This project’s objective is to use machine learning algorithms to explore the supervised task of adding and removing rain from Minecraft scenes. Our initial objective was to build a model that converts a rainy Minecraft landscape image into a clear Minecraft image of the same landscape without rain. On the way, we also attempted to add rain effects to clear sky images. We also extended the model from still images to videos, by using consecutive frames of a video as input for the model.
This project will allow users to share gameplay in different environment conditions and showcase the effectiveness of machine learning algorithms in detecting and converting weather effects in a simulated realistic environment of Minecraft. With additional time and resources, this project could be applied to other sets of images, such as screenshots of other games or real life images. Being able to remove the visual effects of weather could be useful for people wanting to share images of scenery in situations where they cannot change the weather.
Our first task was to generate a collection of paired images depicting a given scene in two different conditions, rainy and clear weather. Using Malmo, we created a mission for the agent that uses chat commands to teleport him to random coordinates in the Minecraft World. Our script then takes a screenshot of the Minecraft client window, capturing what the agent sees, first with rainy weather. The code then uses another chat command to change the weather to clear weather; another screenshot is taken from the same position, capturing what the agent sees, under clear weather. Our collected images were manually sorted to remove useless images such as all black underwater images. We also have data of snow and desert areas with no rain, as these regions do not have those properties. All our current data is taken at noon in Minecraft time.
We collected and built our dataset by randomly teleporting the Malmo agent to random coordinates in a Minecraft world and taking screenshots with rainy and clear weather. Our dataset consists of 950 paired images, after filtering out underwater images and areas without rain.
For our model, we took inspiration from an image to image translation GANs model. Since the combination of Malmo and Minecraft allowed us to generate paired data, we decided to use only the Generator to create a deep neural network with a U-Net architecture. This encoder and decoder structure of the U-net works to downsample and upsample the image with skip connections between mirrored layers as shown below from Phillip Isola’s paper. The layers are comprised of convolutions, rectifiers, and batch normalization. The encoder down samples the image to 1x1 through 8 blocks down and up samples back to 256x256 with 8 blocks up, gradually reducing the filter size as recommended in the referenced image to image translation paper.
Once the layers are constructed, other parameters are set including the optimizer using Adam with a learning rate of 0.0001 and beta values of 0.5 and 0.999. The L1 loss function multiplied by a weight of 100 concatenated to the binary cross entropy loss is used (both equations listed below).

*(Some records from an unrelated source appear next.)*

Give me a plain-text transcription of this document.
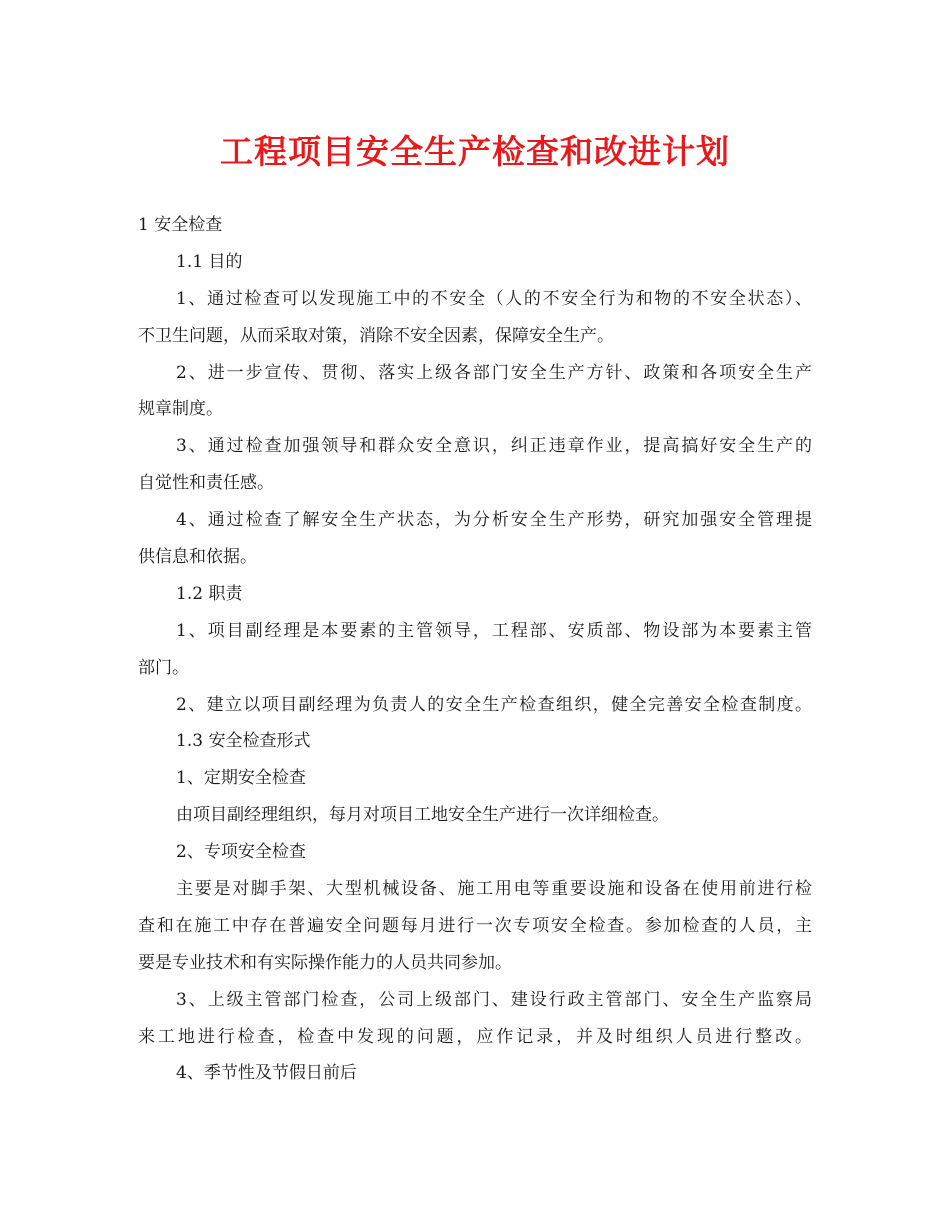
工程项目安全生产检查和改进计划
1 安全检查
1.1 目的
1、通过检查可以发现施工中的不安全（人的不安全行为和物的不安全状态）、
不卫生问题，从而采取对策，消除不安全因素，保障安全生产。
2、进一步宣传、贯彻、落实上级各部门安全生产方针、政策和各项安全生产
规章制度。
3、通过检查加强领导和群众安全意识，纠正违章作业，提高搞好安全生产的
自觉性和责任感。
4、通过检查了解安全生产状态，为分析安全生产形势，研究加强安全管理提
供信息和依据。
1.2 职责
1、项目副经理是本要素的主管领导，工程部、安质部、物设部为本要素主管
部门。
2、建立以项目副经理为负责人的安全生产检查组织，健全完善安全检查制度。
1.3 安全检查形式
1、定期安全检查
由项目副经理组织，每月对项目工地安全生产进行一次详细检查。
2、专项安全检查
主要是对脚手架、大型机械设备、施工用电等重要设施和设备在使用前进行检
查和在施工中存在普遍安全问题每月进行一次专项安全检查。参加检查的人员，主
要是专业技术和有实际操作能力的人员共同参加。
3、上级主管部门检查，公司上级部门、建设行政主管部门、安全生产监察局
来工地进行检查，检查中发现的问题，应作记录，并及时组织人员进行整改。
4、季节性及节假日前后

Both loss functions are used because the BCE loss helps to smooth the images as it has a bias towards 0.5 while the L1 loss is used to maintain the original rgb of the input image.
Minecraft Video Footage
To see how our project could possibly be extended to video, we tried to remove rain weather effects from a video of Minecraft footage. Our input was a 90 second, 60 fps video of Minecraft gameplay, walking around the world in rainy weather. The video was broken into individual frames, which were then inputted into the model. Converted frames were then stitched back together to form a 90 second, 12 fps video of the same footage under clear weather conditions.

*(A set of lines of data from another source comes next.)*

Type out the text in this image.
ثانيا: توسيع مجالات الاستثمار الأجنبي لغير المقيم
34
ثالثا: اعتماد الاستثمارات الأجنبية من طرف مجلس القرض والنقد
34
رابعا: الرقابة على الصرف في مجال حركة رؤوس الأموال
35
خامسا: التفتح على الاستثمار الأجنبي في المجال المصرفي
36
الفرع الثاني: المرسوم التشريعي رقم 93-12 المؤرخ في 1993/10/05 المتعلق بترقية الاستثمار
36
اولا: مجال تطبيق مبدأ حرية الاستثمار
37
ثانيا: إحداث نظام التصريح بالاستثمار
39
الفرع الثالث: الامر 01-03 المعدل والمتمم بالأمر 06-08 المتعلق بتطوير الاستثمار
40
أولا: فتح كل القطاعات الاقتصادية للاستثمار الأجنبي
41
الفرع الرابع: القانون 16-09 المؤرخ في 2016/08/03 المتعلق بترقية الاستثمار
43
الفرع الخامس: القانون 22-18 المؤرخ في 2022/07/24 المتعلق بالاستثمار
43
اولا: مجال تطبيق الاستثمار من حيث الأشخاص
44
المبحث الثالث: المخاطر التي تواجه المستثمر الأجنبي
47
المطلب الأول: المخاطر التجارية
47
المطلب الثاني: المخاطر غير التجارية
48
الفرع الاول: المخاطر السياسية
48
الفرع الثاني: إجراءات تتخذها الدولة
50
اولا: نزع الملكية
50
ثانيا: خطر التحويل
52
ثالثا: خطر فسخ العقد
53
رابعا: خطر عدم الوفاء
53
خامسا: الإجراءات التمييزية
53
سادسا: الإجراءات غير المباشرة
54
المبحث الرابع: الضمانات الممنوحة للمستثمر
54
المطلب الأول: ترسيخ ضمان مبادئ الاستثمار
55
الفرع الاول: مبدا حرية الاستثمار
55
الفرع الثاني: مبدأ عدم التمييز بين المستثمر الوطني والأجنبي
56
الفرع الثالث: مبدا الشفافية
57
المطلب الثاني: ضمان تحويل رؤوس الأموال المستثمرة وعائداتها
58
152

Some frames of the output video have white spots in the center or unremoved rain effects. This is likely because those frames were too different from the training data. Our training data looked straight ahead at the horizon over landscape; many frames of the test video looked up at the sky, directly at water (meaning the entire frame was blue) or was otherwise positioned in a way that the sun should not have been in the center. If we had more time and resources to build a larger and more diverse training dataset, it could have been possible to get better results here.
As a first step for evaluating our images, we checked the loss functions to make sure that they are decreasing. The binary cross entropy loss was not going down as much but we were able to see a drop in the L1 loss.

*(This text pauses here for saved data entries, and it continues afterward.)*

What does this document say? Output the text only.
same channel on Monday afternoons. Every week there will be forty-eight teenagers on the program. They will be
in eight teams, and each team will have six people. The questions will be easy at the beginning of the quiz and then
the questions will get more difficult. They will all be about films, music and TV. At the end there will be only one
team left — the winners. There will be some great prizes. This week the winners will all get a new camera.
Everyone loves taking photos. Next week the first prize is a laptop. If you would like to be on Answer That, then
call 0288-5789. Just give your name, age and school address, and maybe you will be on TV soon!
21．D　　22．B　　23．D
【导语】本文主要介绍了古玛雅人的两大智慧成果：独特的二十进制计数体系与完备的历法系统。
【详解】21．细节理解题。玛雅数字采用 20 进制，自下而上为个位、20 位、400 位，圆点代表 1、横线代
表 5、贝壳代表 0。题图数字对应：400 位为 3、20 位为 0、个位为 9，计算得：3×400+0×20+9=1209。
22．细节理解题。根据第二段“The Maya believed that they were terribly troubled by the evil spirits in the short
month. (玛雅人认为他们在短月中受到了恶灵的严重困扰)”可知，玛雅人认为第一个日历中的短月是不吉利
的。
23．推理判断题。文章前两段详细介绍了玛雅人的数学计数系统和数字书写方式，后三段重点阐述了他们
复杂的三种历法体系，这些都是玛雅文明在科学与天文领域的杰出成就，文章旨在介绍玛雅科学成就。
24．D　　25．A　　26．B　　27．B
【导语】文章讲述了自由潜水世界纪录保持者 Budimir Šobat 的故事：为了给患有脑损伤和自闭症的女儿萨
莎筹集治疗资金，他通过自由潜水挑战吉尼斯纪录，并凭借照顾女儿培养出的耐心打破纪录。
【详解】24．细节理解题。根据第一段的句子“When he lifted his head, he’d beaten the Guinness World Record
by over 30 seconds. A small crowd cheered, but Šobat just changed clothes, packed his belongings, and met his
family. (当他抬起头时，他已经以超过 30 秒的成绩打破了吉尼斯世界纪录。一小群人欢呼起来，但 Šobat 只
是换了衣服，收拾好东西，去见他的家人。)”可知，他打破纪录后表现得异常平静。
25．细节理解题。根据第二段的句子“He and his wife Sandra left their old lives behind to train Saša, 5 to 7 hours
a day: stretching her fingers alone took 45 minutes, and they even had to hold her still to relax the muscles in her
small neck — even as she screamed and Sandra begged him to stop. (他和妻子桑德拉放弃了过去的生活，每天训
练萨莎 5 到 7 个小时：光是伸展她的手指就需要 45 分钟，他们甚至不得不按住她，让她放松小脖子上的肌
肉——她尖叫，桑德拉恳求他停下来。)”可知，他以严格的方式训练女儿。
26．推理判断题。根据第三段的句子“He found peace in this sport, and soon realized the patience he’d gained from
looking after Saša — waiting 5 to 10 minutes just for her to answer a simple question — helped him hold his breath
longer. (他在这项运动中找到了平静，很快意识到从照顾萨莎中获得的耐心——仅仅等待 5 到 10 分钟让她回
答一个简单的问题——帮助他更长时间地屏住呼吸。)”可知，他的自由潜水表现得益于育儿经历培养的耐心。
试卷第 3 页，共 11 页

The second form of evaluation was through visually comparing side by side photos of the input, predicted, and target data. As seen below, the Minecraft rain images to sunny performed fairly well in removing the blue streaks. The images were slightly blurred because of the smoothing that occurs to remove the rain. The sunny to rain conversion was slightly more difficult for the model through visual inspection as the images were darkened for the rain effect but was not able to portray blue streaks.
Generated images for removing rain:
Inverse mapping of our model to add rain:
Originally, for qualitative measurements we were hoping to achieve a 50% pixel accuracy rate for the RGB channels but realized that this would not work considering that our model will predict float values in the 0~1 range that would be mapped to 0~255. For this reason, we have come up with alternative evaluation metrics: Color Distance, Peak Signal to Noise Ratio (PSNR), Structural Similarity Method (SSIM), and Mean Squared Error (MSE). Color distance is a variant of the Euclidean distance that measures the RGB distance for each pixel. PSNR and SSIM are metrics often used in image comparison. PSNR is based on MSE and is a ratio between the maximum amount of power and the distorted noise of an image. SSIM measures the perceptual difference based on luminescence, contrast, and structure. For Color Distance and MSE, the lower values perform better but for PSNR and SSIM, the higher values perform better.
Results from Experimentation
For the following experimentation, we kept all hyperparameters except one constant to see the effects of the changed hyperparameter.
Loss Functions
The loss function is derived from the Pixel to Pixel GANS model which multiples a lambda value of 100 to the L1 loss and concatenates it to BCE. Since this makes the L1 loss value extremely large, we believe that BCE has an insignificant effect on the loss function which is why it is unable to decrease as seen above. The BCE loss function was also run on its own but was not learning patterns, most likely because the L1 loss function maintains the original RGB of the input image. For this reason, we removed BCE and decided to only use the L1 loss.
Learning Rate
To find the ideal learning rate, we employed a similar strategy. We started with learning rate 1 and decreased by powers of 10. Learning rates 1 and 0.1 performed very poorly while learning rates 0.01, 0.001, and 0.0001 were able to learn the general shape of the image. We decided that learning rate 1e-3 or 0.001 is the best because the PSNR/SSIM are the highest (higher the better) and the color distance/MSE is the lowest in the sample prediction. The average values of the color difference, MSE, PSNR, and SSIM for all predictions were also very close for the later 3 so we decided on the middle learning rate.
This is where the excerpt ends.